Applications Overview
Applications Overview
Applications Overview
Corresponding liability is an important practice in accounting. He is currently available in this asset class and use the correspondent accounts for a very important concept, provide an accurate picture of the company's financial situation.
Receivables represent the amount of customers. The main customers have purchased the product or service on credit, and has agreed to pay on time. Receivables are stated at net realizable value, which is the number the company expects its customers to meet their commitments. Given the realities of the business, companies know that a certain amount of their claims and can not recover bad debts. Do not they know that customers are able to pay them, but they know that some do not. Knowing that the principle of coordination of security companies to make their accounts more accurate picture of their situation.
The principle of congruence, the foundation of accrual accounting, states that the expenditure has been achieved through the creation of income deducted from that income for the same period. Apply for this expense, companies need to determine what percentage of their claims, they may not be able to return and remove it before even knowing the customers and the amounts will not be able to pay. This is to ensure that its economy is not flawed, as they would be if a company can claim the same.
To meet the needs that companies have a provision for bad debts and provision for doubtful debts in mind that bad debts be duly informed. This article is an estimated percentage of total credit losses. This item is considered an active disadvantage. This asset class is the opposite of normal activity, increased with a credit or fall with an input stream. Different companies have expenses for bad debts or uncollectible accounts expense in different ways. For example, a business simply by using the experience of the collection, while another may perform more sophisticated analysis. No matter how you calculate the deduction for bad debts account is to tell readers of financial statements as a proportion of total receivables are not collected.
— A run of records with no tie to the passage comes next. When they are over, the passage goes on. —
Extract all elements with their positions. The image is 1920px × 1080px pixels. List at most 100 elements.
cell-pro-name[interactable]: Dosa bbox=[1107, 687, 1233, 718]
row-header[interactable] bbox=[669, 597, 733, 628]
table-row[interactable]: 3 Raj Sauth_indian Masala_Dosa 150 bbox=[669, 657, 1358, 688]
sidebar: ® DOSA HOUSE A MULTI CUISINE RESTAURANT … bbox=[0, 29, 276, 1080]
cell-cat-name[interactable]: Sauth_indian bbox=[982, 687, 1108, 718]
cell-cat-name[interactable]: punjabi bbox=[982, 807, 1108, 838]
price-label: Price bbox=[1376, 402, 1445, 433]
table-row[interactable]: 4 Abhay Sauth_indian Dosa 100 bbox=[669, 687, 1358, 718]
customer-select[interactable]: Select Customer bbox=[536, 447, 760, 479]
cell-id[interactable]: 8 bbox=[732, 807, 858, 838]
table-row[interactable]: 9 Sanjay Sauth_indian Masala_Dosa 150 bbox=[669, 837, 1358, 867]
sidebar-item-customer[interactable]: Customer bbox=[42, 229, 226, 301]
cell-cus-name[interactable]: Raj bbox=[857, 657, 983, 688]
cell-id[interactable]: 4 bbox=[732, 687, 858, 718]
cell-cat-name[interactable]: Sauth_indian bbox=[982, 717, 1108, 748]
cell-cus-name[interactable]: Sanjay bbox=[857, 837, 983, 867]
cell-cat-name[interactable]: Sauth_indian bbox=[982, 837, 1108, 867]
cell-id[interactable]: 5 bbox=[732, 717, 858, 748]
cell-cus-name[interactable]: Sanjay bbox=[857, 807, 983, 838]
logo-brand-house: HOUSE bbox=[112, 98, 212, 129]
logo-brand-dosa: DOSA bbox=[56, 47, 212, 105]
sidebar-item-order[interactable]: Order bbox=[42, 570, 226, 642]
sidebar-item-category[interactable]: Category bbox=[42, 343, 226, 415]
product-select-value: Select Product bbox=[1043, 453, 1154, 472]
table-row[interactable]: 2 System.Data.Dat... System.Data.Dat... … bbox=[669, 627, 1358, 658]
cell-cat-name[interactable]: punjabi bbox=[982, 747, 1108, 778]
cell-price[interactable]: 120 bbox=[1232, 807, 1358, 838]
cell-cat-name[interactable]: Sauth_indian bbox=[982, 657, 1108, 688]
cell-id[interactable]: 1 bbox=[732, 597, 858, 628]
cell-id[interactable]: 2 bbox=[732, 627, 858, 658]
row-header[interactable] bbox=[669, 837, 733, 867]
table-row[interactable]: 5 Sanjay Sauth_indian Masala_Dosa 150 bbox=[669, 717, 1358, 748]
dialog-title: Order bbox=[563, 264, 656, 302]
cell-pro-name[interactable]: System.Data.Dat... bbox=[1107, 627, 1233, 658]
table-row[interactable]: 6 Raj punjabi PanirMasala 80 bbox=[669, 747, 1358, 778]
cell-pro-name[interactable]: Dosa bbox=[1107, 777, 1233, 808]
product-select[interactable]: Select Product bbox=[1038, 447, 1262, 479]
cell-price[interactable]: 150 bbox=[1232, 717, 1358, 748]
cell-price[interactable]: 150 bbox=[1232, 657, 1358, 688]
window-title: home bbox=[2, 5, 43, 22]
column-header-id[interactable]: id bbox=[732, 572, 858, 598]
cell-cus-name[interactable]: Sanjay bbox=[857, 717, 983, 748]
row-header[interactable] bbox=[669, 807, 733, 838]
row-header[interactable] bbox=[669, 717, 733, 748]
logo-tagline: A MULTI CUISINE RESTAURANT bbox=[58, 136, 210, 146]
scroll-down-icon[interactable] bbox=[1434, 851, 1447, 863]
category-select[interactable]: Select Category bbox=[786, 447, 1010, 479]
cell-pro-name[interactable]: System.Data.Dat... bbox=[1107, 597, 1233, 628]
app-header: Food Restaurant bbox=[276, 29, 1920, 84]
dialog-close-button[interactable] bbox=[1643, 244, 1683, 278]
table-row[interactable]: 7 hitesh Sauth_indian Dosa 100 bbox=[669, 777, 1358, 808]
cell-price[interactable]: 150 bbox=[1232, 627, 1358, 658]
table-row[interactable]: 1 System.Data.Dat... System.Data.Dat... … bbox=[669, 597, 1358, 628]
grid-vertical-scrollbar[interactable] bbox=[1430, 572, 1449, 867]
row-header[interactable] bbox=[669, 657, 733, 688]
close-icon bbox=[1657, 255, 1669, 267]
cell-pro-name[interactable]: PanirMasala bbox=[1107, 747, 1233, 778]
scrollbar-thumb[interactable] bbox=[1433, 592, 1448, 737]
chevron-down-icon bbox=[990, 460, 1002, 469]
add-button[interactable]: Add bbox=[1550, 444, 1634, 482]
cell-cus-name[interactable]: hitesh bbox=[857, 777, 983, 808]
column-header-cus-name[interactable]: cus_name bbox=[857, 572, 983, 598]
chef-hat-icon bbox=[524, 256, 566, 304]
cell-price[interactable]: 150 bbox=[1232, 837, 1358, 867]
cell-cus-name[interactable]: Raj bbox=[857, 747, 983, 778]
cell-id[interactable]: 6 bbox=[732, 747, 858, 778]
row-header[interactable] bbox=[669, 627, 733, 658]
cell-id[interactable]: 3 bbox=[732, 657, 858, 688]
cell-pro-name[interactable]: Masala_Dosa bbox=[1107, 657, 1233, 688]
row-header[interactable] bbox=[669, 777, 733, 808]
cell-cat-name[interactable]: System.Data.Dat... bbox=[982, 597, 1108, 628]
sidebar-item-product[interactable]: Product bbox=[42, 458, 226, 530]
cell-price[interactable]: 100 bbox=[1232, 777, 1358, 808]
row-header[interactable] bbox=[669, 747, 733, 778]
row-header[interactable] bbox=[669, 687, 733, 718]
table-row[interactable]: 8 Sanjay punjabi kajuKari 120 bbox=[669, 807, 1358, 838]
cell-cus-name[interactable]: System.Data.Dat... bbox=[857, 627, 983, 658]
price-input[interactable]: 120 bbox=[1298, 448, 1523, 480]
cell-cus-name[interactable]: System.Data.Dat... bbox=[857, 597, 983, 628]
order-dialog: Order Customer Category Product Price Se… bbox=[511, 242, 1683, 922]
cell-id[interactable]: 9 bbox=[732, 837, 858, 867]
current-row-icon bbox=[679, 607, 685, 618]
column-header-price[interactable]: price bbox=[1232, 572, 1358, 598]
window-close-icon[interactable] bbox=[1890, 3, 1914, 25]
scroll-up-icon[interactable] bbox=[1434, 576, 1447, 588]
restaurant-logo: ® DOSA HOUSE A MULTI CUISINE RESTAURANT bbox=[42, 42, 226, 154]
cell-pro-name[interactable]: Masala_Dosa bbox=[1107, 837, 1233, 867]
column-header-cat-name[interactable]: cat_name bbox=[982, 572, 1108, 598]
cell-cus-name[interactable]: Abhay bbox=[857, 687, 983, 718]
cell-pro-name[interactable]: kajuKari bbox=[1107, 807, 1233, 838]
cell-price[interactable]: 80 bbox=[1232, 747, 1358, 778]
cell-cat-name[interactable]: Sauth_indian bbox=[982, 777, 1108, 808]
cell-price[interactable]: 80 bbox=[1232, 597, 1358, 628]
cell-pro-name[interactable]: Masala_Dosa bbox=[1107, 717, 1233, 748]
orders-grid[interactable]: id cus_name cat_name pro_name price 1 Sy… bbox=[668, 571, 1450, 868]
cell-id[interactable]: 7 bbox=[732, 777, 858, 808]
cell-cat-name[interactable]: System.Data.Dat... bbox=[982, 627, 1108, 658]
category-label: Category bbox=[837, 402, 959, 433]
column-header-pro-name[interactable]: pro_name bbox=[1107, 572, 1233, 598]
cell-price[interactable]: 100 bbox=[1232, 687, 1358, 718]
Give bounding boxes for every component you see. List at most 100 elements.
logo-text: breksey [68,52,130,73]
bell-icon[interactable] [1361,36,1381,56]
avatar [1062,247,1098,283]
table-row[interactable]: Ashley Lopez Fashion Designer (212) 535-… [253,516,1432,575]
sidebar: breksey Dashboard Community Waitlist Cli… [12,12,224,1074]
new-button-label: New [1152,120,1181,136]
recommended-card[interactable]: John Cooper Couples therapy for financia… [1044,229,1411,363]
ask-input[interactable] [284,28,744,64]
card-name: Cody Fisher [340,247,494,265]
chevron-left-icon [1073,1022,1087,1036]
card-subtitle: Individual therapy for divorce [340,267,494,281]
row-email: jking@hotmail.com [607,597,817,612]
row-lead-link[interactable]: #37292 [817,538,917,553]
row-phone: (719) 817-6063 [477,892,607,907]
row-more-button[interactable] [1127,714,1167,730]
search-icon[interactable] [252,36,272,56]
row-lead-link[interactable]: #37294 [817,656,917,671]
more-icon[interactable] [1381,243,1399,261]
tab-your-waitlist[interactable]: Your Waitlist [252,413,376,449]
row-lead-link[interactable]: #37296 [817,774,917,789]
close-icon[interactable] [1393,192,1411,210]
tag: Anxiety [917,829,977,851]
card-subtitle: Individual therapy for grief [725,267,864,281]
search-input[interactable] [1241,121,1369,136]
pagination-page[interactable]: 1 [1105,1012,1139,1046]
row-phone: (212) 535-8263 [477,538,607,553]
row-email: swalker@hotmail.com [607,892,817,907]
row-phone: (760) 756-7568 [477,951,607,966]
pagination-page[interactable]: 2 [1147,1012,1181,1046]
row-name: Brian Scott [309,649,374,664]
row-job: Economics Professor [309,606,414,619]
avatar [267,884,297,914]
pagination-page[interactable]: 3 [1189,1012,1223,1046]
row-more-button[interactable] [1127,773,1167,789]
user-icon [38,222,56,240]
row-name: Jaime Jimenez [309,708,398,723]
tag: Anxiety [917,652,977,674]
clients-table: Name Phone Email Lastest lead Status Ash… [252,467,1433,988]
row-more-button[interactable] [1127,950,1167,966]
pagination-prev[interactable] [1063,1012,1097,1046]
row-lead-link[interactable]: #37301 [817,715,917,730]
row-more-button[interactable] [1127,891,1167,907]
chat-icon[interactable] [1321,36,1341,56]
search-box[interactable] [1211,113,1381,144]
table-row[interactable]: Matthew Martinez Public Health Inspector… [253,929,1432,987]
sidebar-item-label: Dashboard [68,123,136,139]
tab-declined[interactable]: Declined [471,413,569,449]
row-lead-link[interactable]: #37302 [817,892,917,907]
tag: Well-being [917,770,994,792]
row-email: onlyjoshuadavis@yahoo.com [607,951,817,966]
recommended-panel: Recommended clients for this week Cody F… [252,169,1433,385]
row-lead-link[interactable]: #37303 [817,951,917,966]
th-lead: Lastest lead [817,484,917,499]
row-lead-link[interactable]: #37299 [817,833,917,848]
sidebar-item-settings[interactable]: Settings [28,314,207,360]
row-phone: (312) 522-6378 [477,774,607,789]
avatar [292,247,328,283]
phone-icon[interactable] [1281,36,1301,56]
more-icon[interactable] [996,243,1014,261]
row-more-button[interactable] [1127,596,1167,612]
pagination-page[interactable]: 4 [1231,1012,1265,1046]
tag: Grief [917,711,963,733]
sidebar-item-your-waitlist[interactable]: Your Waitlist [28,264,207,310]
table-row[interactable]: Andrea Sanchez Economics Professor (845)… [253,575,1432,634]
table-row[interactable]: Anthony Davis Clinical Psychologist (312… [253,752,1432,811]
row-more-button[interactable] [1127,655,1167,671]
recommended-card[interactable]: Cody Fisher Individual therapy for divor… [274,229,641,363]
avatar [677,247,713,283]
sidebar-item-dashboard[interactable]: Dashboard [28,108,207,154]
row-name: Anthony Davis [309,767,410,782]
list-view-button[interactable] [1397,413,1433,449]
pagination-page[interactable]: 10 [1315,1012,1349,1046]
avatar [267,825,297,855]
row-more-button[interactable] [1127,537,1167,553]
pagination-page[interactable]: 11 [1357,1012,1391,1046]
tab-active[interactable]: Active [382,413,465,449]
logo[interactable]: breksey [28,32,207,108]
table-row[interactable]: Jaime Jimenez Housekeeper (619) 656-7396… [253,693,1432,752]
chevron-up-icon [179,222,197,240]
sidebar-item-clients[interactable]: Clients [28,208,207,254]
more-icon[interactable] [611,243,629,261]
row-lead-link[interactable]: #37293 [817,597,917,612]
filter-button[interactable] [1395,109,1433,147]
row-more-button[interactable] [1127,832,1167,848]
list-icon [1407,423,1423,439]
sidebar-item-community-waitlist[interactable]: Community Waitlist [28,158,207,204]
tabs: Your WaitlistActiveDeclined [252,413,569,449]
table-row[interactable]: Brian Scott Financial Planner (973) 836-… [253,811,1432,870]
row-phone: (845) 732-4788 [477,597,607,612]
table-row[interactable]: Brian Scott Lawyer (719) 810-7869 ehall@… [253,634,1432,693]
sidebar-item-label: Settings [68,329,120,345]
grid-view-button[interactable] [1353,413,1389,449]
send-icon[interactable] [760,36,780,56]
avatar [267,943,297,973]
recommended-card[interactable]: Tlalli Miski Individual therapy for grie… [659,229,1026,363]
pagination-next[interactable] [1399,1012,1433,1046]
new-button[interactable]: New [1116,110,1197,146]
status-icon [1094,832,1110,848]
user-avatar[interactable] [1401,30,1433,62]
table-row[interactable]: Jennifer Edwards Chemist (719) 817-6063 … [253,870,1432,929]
Throughout the year, because some customers do not pay their way, the company to cancel the debt by taking the amount of bad loans to customers and increase its reserves for losses on loans from their balance sheets. reserves for losses on loans that the revaluation account, which reduced the carrying value of an asset and also recognize bad debts. Balance Scorecard would, or lending losses at the expense of reducing outstanding debts. This gives the net assets which are then reported as part of current assets in the Budget.
If companies have not followed the practice of the claims of the balance sheets and income would be misled about the company's liquidity and profitability, which could take the company to be less healthy than we think or be underestimated. An example may illustrate this point. Company A has $ 10 million in accounts receivable. After the concept of claims that they felt bad loans and bad debts created an account that shows up on $ 500,000 (based on amounts not collected from the previous year). Accounts receivable is $ 10 million less than its allowance for doubtful accounts of $ 500 000, giving them a debt of new accounts of $ 9.5 million. The company said bad loans correctly and has a clear idea of your financial situation. Company B, however, has the sales figures in the same, except it does not follow the concept of credit.
Therefore, they believe they have more than $ 500,000, they actually do. It would be a big problem for a company that believes they have more assets than they do.
The importance of matching the claims can be clearly illustrated in the banking sector by allowing bad debts is an essential part. Banks create a loan loss reserve to cover expected losses due to defects. This reserve is a cushion if some customers do not pay their loans. Without it, the bank could be taken without sufficient capital.
Banks and companies can also make mistakes in calculating the granting of credit losses, which may lead to an underestimation of the debt. This is very important for the recession began in 2008. Many banks are underwater and "toxic assets" because they do not correctly estimate the amount of default, when you are without sufficient capital. They can also be expected to overestimate the debt, which could lead banks to hold more money than the provisions for losses on loans and receivables, which affects the whole economy, because there is less credit.
While not a perfect measure (that nothing in the accounts s) matching funds provide a way to explain the known and unknown. The allegations are a feature of modern business. Companies may be necessary to receive goods and services, pay later. However, bad debts are also part of the company and allows companies represent a clearer picture of their capital.